I’m not sure the Bucs would use broad jump as a disqualifying test, but their draft history at the receiver position suggests it’s a test they value. Godwin, Bell, Miller, Watson and Herron were all 10’3″-10’9″ in the broad, while Evans didn’t do a broad jump pre-draft. At the very least it shows the type of receivers the Bucs value, ones with speed and explosiveness above elusiveness and agility in space.
And The Winners Are …
Two drills the Bucs don’t seem to care much about in their drafting is 3-cone and short shuttle. It’s just as well, as Rotoworld’s Hayden Winks’ has studied and written about how agility drills don’t matter much for wide receivers at the Combine.
So who fits the criteria of what the team does value? Here are the receivers that could or should go outside the top 64, that also have at least a 4.4 in the 40-yard dash and a 35 1/2-inch vertical jump:
Donovan Peoples-Jones, Michigan (4.48 40 / 44.5 vert)
Chase Claypool, Notre Dame (4.42 40 / 40.5 vert)
Tyrie Cleveland, Florida (4.46 40 / 39.5 vert)
John Hightower, Boise State (4.43 40 / 38.5 vert)

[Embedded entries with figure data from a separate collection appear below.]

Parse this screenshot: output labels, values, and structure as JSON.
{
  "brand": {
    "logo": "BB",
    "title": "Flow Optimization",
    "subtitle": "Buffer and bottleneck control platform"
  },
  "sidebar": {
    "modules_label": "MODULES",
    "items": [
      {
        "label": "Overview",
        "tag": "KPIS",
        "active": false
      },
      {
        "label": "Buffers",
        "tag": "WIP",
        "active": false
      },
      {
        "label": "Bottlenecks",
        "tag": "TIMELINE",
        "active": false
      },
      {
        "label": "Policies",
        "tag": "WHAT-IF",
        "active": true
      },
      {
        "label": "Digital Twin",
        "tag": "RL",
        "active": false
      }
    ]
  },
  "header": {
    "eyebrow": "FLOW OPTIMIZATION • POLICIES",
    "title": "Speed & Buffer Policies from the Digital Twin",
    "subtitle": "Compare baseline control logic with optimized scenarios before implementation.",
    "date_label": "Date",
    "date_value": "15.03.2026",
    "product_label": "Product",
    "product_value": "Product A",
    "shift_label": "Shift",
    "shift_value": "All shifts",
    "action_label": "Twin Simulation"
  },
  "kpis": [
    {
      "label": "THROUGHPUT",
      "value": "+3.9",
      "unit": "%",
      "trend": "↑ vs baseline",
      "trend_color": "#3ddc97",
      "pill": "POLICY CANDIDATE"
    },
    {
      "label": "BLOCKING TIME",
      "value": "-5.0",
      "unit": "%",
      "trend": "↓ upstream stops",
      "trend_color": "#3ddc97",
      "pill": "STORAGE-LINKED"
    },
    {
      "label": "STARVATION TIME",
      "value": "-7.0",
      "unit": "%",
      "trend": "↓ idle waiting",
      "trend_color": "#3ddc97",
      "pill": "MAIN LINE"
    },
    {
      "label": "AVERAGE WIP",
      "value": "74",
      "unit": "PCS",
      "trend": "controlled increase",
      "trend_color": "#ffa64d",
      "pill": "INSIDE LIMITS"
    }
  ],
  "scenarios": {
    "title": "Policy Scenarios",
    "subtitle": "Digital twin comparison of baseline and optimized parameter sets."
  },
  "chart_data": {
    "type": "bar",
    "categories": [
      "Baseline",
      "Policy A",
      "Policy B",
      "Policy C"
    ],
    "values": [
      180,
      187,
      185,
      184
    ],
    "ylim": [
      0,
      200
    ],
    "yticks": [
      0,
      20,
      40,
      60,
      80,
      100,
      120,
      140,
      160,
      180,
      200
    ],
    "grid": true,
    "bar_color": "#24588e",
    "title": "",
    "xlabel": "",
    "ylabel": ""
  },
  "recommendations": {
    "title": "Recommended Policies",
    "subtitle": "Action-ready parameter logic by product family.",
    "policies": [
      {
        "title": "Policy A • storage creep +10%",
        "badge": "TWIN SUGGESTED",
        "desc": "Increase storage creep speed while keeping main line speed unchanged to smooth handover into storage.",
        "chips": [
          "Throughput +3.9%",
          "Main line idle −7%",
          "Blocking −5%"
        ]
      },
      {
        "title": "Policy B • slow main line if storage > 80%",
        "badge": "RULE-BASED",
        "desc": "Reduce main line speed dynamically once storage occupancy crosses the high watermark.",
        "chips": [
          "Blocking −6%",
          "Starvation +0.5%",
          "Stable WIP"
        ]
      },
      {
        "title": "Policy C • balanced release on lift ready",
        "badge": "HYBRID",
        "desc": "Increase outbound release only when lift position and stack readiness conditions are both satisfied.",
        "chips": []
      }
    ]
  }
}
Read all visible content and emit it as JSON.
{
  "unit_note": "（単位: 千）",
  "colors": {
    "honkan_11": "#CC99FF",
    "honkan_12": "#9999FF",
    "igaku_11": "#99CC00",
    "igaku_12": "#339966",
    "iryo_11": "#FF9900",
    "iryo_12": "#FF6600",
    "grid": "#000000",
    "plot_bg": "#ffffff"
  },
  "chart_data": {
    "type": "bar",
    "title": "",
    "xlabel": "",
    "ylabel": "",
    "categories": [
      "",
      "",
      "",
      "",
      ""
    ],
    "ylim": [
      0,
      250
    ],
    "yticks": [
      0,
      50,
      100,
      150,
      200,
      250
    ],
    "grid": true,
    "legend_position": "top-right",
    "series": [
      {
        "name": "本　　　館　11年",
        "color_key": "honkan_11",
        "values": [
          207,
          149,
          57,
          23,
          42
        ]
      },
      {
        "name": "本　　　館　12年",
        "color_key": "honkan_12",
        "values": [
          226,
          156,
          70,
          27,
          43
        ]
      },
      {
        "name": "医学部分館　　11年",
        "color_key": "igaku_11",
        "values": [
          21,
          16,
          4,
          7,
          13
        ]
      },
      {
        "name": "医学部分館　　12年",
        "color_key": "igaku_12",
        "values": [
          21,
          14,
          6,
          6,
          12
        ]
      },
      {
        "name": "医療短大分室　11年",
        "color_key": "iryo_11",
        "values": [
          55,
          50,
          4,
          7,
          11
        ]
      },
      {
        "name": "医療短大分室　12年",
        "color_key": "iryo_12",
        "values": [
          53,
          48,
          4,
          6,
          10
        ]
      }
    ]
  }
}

Joe Reed, Virginia (4.47 40 / 38 vert)
KJ Osborn, Miami (4.48 40 / 37.5 vert)
Darnell Mooney, Tulane (4.38 40 / 37 vert)
Freddie Swain, Florida (4.46 40 / 36.5 vert)
Jeff Thomas, Miami (4.45 40 / 36.5 vert)
Quez Watkins, Southern Mississippi (4.35 40 / 36.5 vert)
Isaiah Coulter, Rhode Island (4.45 40 / 36 vert)
Dezmon Patton, Washington State (4.48 40 / 36 vert)
Devin Duvernay, Texas (4.39 40 / 35.5 vert)
If we believe the Bucs won’t select a receiver until the third round or later (probably on Day 3) in the 2020 draft class, one of the above players is most likely to be their selection out of the receivers that worked out at the Combine. I’ll be focusing film studies on a handful of them over the next few months until the draft, so we can have a better idea of what they bring to the table on tape – and possibly to Tampa Bay.